Endometrial cancers refer to malignancies that arise from the endometrium, or lining, of the uterus.
Robotic surgery for gynaecological and urologic condition is so widely available across the United States, that Dr. Gatcliffe advises patients that if it is not offered to them by their doctor, they should look elsewhere for the procedure.
The benefits that apply to laparoscopy surgery – smaller incisions, faster recoveries, less pain, faster return to activities of daily living – also apply to robotic surgery, but the robot gives the surgeon more control during the surgery.
“The robot provides for better dissection, better visualisation,” Dr. Gatcliffe said. “The technology in the robot allows the surgeon to have a three-dimensional, high-definition view of the anatomy that’s not possible with standard laparoscopy.”
Using the robotic technique, the surgeon sits at a console, looking through a viewfinder and using paddles that control the instruments of the robot, which is “docked” to the patient.

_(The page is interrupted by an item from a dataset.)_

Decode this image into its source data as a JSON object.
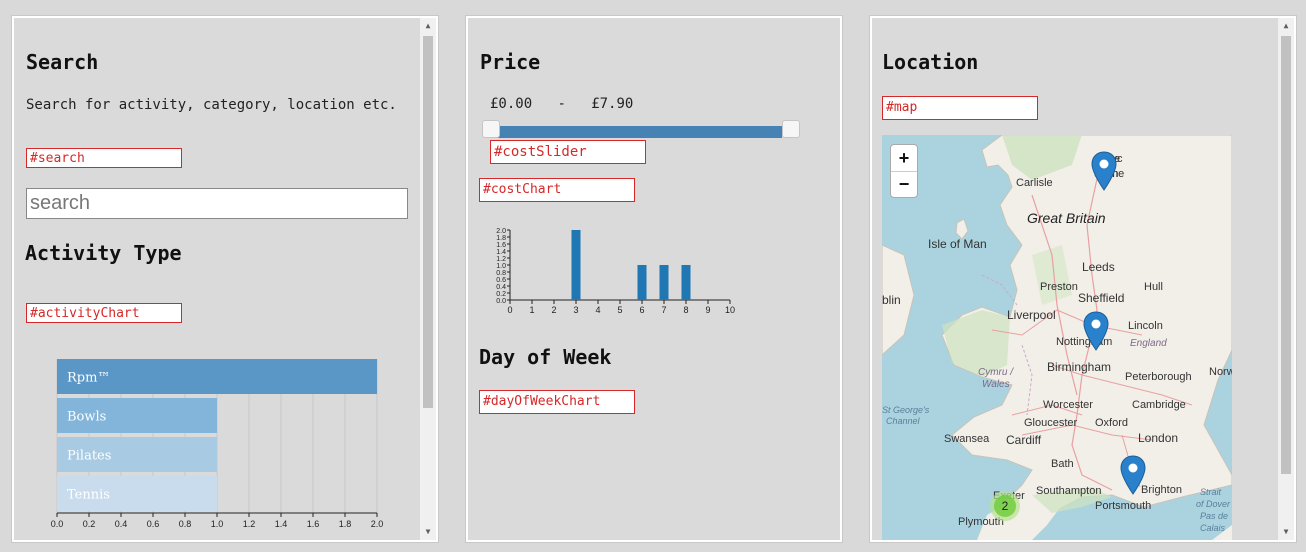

“What the robot does that standard laparoscopy cannot do is it allows the surgeon to reach into spaces and places that heretofore were really not possible,” he said. “More importantly, the level of visualisation is so much more markedly improved over standard laparoscopy versus even laparotomy.

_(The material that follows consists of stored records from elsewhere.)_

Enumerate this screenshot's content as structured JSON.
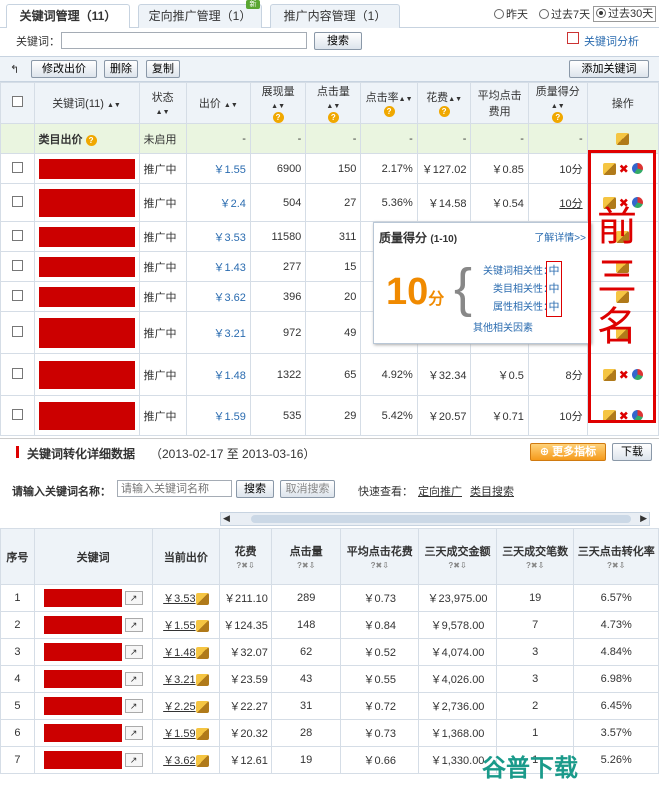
{
  "tabs": [
    {
      "label": "关键词管理（11）"
    },
    {
      "label": "定向推广管理（1）"
    },
    {
      "label": "推广内容管理（1）"
    }
  ],
  "tab_badge": "新",
  "date_filter": {
    "options": [
      "昨天",
      "过去7天",
      "过去30天"
    ],
    "selected": "过去30天"
  },
  "search": {
    "label": "关键词：",
    "value": "",
    "button": "搜索",
    "analysis_link": "关键词分析"
  },
  "toolbar": {
    "edit_bid": "修改出价",
    "delete": "删除",
    "copy": "复制",
    "add_keyword": "添加关键词"
  },
  "table": {
    "headers": [
      "关键词(11)",
      "状态",
      "出价",
      "展现量",
      "点击量",
      "点击率",
      "花费",
      "平均点击费用",
      "质量得分",
      "操作"
    ],
    "category_row": {
      "name": "类目出价",
      "status": "未启用",
      "dash": "-"
    },
    "rows": [
      {
        "status": "推广中",
        "bid": "￥1.55",
        "impr": "6900",
        "clicks": "150",
        "ctr": "2.17%",
        "cost": "￥127.02",
        "avg": "￥0.85",
        "score": "10分"
      },
      {
        "status": "推广中",
        "bid": "￥2.4",
        "impr": "504",
        "clicks": "27",
        "ctr": "5.36%",
        "cost": "￥14.58",
        "avg": "￥0.54",
        "score": "10分"
      },
      {
        "status": "推广中",
        "bid": "￥3.53",
        "impr": "11580",
        "clicks": "311",
        "ctr": "",
        "cost": "",
        "avg": "",
        "score": ""
      },
      {
        "status": "推广中",
        "bid": "￥1.43",
        "impr": "277",
        "clicks": "15",
        "ctr": "",
        "cost": "",
        "avg": "",
        "score": ""
      },
      {
        "status": "推广中",
        "bid": "￥3.62",
        "impr": "396",
        "clicks": "20",
        "ctr": "",
        "cost": "",
        "avg": "",
        "score": ""
      },
      {
        "status": "推广中",
        "bid": "￥3.21",
        "impr": "972",
        "clicks": "49",
        "ctr": "",
        "cost": "",
        "avg": "",
        "score": ""
      },
      {
        "status": "推广中",
        "bid": "￥1.48",
        "impr": "1322",
        "clicks": "65",
        "ctr": "4.92%",
        "cost": "￥32.34",
        "avg": "￥0.5",
        "score": "8分"
      },
      {
        "status": "推广中",
        "bid": "￥1.59",
        "impr": "535",
        "clips": "",
        "clicks": "29",
        "ctr": "5.42%",
        "cost": "￥20.57",
        "avg": "￥0.71",
        "score": "10分"
      }
    ]
  },
  "quality_popup": {
    "title": "质量得分",
    "range": "(1-10)",
    "more": "了解详情>>",
    "score": "10",
    "unit": "分",
    "items": [
      {
        "label": "关键词相关性：",
        "value": "中"
      },
      {
        "label": "类目相关性：",
        "value": "中"
      },
      {
        "label": "属性相关性：",
        "value": "中"
      }
    ],
    "other": "其他相关因素"
  },
  "annotation": [
    "前",
    "三",
    "名"
  ],
  "section2": {
    "title": "关键词转化详细数据",
    "daterange": "（2013-02-17 至 2013-03-16）",
    "more_metrics": "更多指标",
    "download": "下载",
    "search_label": "请输入关键词名称：",
    "search_placeholder": "请输入关键词名称",
    "search_btn": "搜索",
    "cancel_btn": "取消搜索",
    "quick_label": "快速查看：",
    "quick_links": [
      "定向推广",
      "类目搜索"
    ]
  },
  "table2": {
    "headers": [
      "序号",
      "关键词",
      "当前出价",
      "花费",
      "点击量",
      "平均点击花费",
      "三天成交金额",
      "三天成交笔数",
      "三天点击转化率"
    ],
    "rows": [
      [
        "1",
        "￥3.53",
        "￥211.10",
        "289",
        "￥0.73",
        "￥23,975.00",
        "19",
        "6.57%"
      ],
      [
        "2",
        "￥1.55",
        "￥124.35",
        "148",
        "￥0.84",
        "￥9,578.00",
        "7",
        "4.73%"
      ],
      [
        "3",
        "￥1.48",
        "￥32.07",
        "62",
        "￥0.52",
        "￥4,074.00",
        "3",
        "4.84%"
      ],
      [
        "4",
        "￥3.21",
        "￥23.59",
        "43",
        "￥0.55",
        "￥4,026.00",
        "3",
        "6.98%"
      ],
      [
        "5",
        "￥2.25",
        "￥22.27",
        "31",
        "￥0.72",
        "￥2,736.00",
        "2",
        "6.45%"
      ],
      [
        "6",
        "￥1.59",
        "￥20.32",
        "28",
        "￥0.73",
        "￥1,368.00",
        "1",
        "3.57%"
      ],
      [
        "7",
        "￥3.62",
        "￥12.61",
        "19",
        "￥0.66",
        "￥1,330.00",
        "1",
        "5.26%"
      ]
    ]
  },
  "watermark": "谷普下载"
}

“Laparotomy involves an incision, you’re looking at that cancer with your eyes, but you have to be sterile, so you can’t put your face up to the cancer. With the belly closed and small ports, you can put the camera right up to the cancer. What that means for the patient is that the surgeon can dissect cancer in a way that is at times not even possible with an open surgery, in places where he or she could never have put her view before. That translates to better dissection, better removal of cancer, better removal of lymph nodes and staging of cancer and less blood loss.”
Using the robotic techniques, the surgery involves less movement of the surgical instruments around the port sites – or incisions – than in laparoscopy because the movements are controlled far more precisely when using the robot than if a surgeon were holding the instruments in his hands.
“The patient has even less pain. What happens is, I perform a robotic surgery between 7 and 10pm one day. By the time I see the patient next day at breakfast time, she is already walking around her room, eating breakfast and asking when she can go home,” Dr. Gatcliffe said.
The doctor visited Grand Cayman last week to speak at the Lions Club of Tropical Gardens and Baptist Health International’s Breast Cancer Survivors Breakfast on Saturday, 27 October at the Westin Casuarina Resort and Spa.